Because the spinal nerves, vertebrae, and discs are located deep within the body, any approach to gaining access to the spinal area necessitates the removal of muscle tissue. This is made easier by making small incisions and guiding instruments and/or microscopic video cameras through them. Lasers are rarely used in MIS surgeries, contrary to popular belief.
During MIS surgery, trauma can be reduced by employing various techniques. Here are a few of the most typical methods:
It can be necessary to implant equipment, such as rods and screws, to stabilise the spine or to immobilise the spine to aid in the fusion of the spinal bones, depending on the patient's condition. The surface of the spine must be extensively cleared of muscle and other tissues to implant screws using traditional methods.
Because there is less muscular tissue in the way when one approaches the spine from the side of the body, pain can sometimes be lessened, especially when it involves the lumbar spine. Usually, the patient is placed on their side when using this technique.
Spinal discs act as cushions between the spinal bones by resembling elastic rings with a soft substance inside. The soft tissue inside the elastic ring can herniate or extrude outside of it if the elastic ring weakens. The debris from the herniated disc may squeeze nearby nerves, resulting in discomfort. It may be possible to do MIS surgery with tubular dilators and a microscope or endoscope if surgical treatment is advised to trim or remove the herniated disc.

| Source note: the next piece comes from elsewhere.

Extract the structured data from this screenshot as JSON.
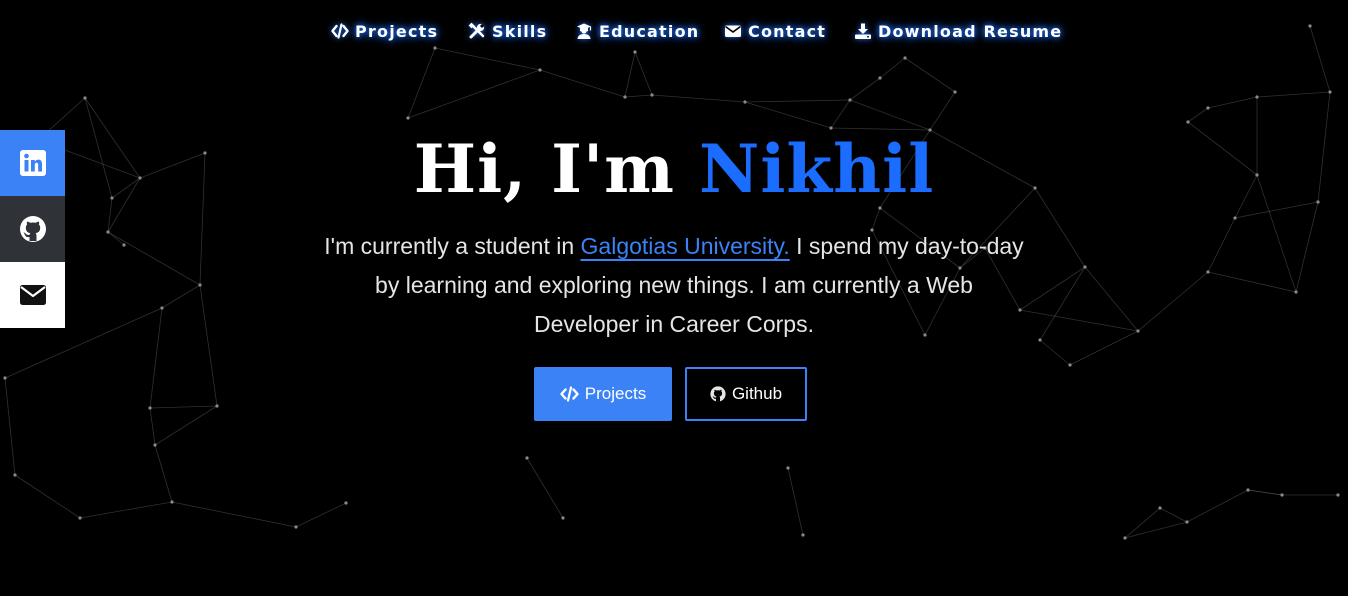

Patients who experienced low mechanical back and radicular pain refractory and caused by spondylolisthesis, degenerative disc disease, or recurrent disc herniation are treated using this MIS approach. The patient is placed on their stomach, and the surgery is carried out from the back (posterior).
Screws and rods are inserted between two or more spinal levels by the spine doctors in vrthur road, using two tiny incisions. The intervertebral disc is removed to stabilise the afflicted levels, and a cage made of bone is inserted into the space left behind.
Benefits of the Treatment
Minimally invasive spine surgery can be faster, safer, and require less recovery than open spine surgery. Because there is less trauma to the muscles and soft tissues (in comparison to open procedures), the potential benefits are as follows:
Reduced infection and postoperative pain risk.
Surgery recovery time is reduced, and rehabilitation is diminished.